Andrea: Wir haben jetzt wahnsinnig viele Unterstützungsbriefe bekommen. Was ich interessant finde, zu erzählen, daß wir bei der CDU wegen unserem Antrag angerufen haben, und da meinte eine Sprecherin von der CDU, sie würden den Antrag deshalb machen, weil es kein lesbisches Angebot geben müßte, lesbische Frauen könnten zur Pro Familia gehen. Hier muß dann erwähnt werden, daß viele Pro Famila-Mitarbeiterlnnen Fortbildungen bei uns besuchen, um sich diesem Thema der weiblichen Homosexualität etwas anzunähern.
LUST: Mit Pro Familia haben wir in Wiesbaden gute Erfahrungen gemacht. Bei dem Thema Homosexualität bekommen die Ratsuchenden das Beratungstelefon der Rosa Lüste genannt.
Andrea: Außerdem, das war die zweite Begründung, hätten lesbische Frauen heutzutage keine Probleme mehr, in der Gesellschaft zu leben. Auch sie (ich will jetzt keinen Namen nennen) habe ihre lesbische Phase gehabt und das wäre dann wieder vorbeigegangen.
LUST: Ja, das kennen wir. Da hat jemand mal einen homosexuellen Kontakt gehabt und ist jetzt kompetent, über alles zu urteilen.
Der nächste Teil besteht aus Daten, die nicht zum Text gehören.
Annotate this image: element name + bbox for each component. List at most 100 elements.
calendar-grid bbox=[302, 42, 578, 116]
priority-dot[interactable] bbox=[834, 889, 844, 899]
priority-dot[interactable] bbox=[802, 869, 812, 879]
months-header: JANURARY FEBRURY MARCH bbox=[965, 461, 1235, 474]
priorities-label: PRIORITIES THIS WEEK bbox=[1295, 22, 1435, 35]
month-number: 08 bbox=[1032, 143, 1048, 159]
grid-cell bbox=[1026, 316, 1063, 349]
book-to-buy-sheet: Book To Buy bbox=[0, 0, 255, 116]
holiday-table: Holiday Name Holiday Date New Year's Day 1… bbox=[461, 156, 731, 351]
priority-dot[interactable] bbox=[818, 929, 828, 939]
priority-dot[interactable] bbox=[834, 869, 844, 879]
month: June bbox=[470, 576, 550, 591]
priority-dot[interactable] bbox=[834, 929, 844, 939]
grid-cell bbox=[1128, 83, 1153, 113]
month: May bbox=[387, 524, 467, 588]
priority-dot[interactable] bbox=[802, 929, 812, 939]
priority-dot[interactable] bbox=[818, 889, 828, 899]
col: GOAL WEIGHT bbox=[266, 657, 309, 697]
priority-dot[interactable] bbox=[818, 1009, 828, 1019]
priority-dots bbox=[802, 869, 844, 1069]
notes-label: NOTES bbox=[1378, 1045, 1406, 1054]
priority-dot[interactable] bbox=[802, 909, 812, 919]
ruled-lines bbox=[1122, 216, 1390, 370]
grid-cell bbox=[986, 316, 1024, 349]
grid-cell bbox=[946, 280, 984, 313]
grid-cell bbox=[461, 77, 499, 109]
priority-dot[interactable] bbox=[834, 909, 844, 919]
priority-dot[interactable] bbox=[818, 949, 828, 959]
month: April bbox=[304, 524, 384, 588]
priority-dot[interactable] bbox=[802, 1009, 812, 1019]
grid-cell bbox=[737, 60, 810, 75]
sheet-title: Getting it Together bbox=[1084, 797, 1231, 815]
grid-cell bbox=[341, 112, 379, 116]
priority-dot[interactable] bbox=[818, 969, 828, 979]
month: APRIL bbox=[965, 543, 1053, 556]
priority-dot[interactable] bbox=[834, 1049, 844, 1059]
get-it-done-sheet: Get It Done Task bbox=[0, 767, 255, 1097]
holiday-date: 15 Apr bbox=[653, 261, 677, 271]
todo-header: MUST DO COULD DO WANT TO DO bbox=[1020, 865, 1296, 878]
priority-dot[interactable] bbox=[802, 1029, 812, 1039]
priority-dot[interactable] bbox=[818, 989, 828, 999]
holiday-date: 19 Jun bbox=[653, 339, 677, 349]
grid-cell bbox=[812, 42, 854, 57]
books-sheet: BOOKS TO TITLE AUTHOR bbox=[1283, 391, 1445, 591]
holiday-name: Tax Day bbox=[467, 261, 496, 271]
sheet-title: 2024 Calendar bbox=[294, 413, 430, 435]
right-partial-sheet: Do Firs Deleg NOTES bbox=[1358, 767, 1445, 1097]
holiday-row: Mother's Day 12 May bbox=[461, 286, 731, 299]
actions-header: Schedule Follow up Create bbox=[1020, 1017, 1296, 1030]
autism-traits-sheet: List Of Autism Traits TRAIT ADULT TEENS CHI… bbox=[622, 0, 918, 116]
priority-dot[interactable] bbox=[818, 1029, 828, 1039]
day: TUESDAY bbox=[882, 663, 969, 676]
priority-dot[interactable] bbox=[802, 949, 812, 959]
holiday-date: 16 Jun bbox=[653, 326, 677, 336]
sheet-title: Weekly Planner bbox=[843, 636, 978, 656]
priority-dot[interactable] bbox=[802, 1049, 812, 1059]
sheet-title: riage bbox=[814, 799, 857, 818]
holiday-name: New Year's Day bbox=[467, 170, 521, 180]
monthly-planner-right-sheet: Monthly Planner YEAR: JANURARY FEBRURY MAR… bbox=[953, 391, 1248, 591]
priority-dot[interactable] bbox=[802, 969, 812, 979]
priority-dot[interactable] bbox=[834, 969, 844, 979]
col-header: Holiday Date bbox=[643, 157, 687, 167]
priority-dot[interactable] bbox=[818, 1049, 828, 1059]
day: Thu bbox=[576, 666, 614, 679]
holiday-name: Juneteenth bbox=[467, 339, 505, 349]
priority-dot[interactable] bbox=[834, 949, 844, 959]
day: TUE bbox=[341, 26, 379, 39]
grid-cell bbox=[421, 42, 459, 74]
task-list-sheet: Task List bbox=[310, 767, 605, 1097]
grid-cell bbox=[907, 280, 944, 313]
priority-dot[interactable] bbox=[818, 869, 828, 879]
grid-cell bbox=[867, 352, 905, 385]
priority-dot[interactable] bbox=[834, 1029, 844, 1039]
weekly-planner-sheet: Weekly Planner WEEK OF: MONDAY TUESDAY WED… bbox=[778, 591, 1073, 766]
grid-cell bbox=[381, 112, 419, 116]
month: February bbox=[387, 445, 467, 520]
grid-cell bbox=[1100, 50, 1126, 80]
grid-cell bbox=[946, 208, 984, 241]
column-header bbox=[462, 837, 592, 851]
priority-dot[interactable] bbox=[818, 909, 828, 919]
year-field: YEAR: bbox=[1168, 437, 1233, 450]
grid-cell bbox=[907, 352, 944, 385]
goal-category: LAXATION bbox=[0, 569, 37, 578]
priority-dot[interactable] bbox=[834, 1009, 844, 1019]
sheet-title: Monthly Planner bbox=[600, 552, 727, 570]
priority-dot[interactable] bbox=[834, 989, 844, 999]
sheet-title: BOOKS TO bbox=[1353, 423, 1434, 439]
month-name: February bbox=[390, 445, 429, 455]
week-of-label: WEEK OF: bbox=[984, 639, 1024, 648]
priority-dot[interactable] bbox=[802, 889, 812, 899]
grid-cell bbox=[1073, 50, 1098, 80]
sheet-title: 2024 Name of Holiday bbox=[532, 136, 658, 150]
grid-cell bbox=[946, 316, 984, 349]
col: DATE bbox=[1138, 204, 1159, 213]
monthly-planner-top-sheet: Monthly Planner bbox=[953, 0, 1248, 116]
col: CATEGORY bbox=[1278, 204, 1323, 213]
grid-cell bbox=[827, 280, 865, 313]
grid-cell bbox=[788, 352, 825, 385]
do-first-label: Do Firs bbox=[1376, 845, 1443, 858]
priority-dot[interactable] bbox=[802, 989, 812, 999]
Was meint ihr, wird der CDU-Antrag durchgehen?
Andrea: Also, SPD und Grüne haben die Mehrheit und die unterstützen den CDU-Antrag nicht.
Nachtrag: Brigitte rief uns an und teilte uns mit, daß der CDU-Antrag nicht durchgekommen sei, daß aber ihr Haushalt um 10 % gekürzt werde. Sie erzählte uns noch, daß dies sicherlich durch die große Resonanz auch der Medien erreicht worden sei. Die Zeitschrift PRINZ habe z.B. vorgeschlagen, daß Lesben, die Fragen haben, sich in Zukunft an die Oberbürgermeisterin Petra Roth wenden sollten. Wir von der LUST-Redaktion meinen auch, daß durch gegenseitige Unterstützung innerhalb unserer Szene durchaus dafür gesorgt werden kann, daß keines unserer Projekte den Bach runtergehen muß. Voraussetzung ist dafür natürlich, daß diese Solidarität selbstverständlich sein müßte, ohne daß z.B. persönliche Vorurteile oder unterschiedliche Auffassungen in einzelnen Fragen durch interessierte Spalter dazu verwendet werden, im Verein mit den reaktionären Kräften in der Gesellschaft jahrelange wichtige Arbeit zu liquidieren. Auch dieses Beispiel hat gezeigt, daß Homosolidarität über Fraktionsgrenzen hinaus zunehmend wichtig ist.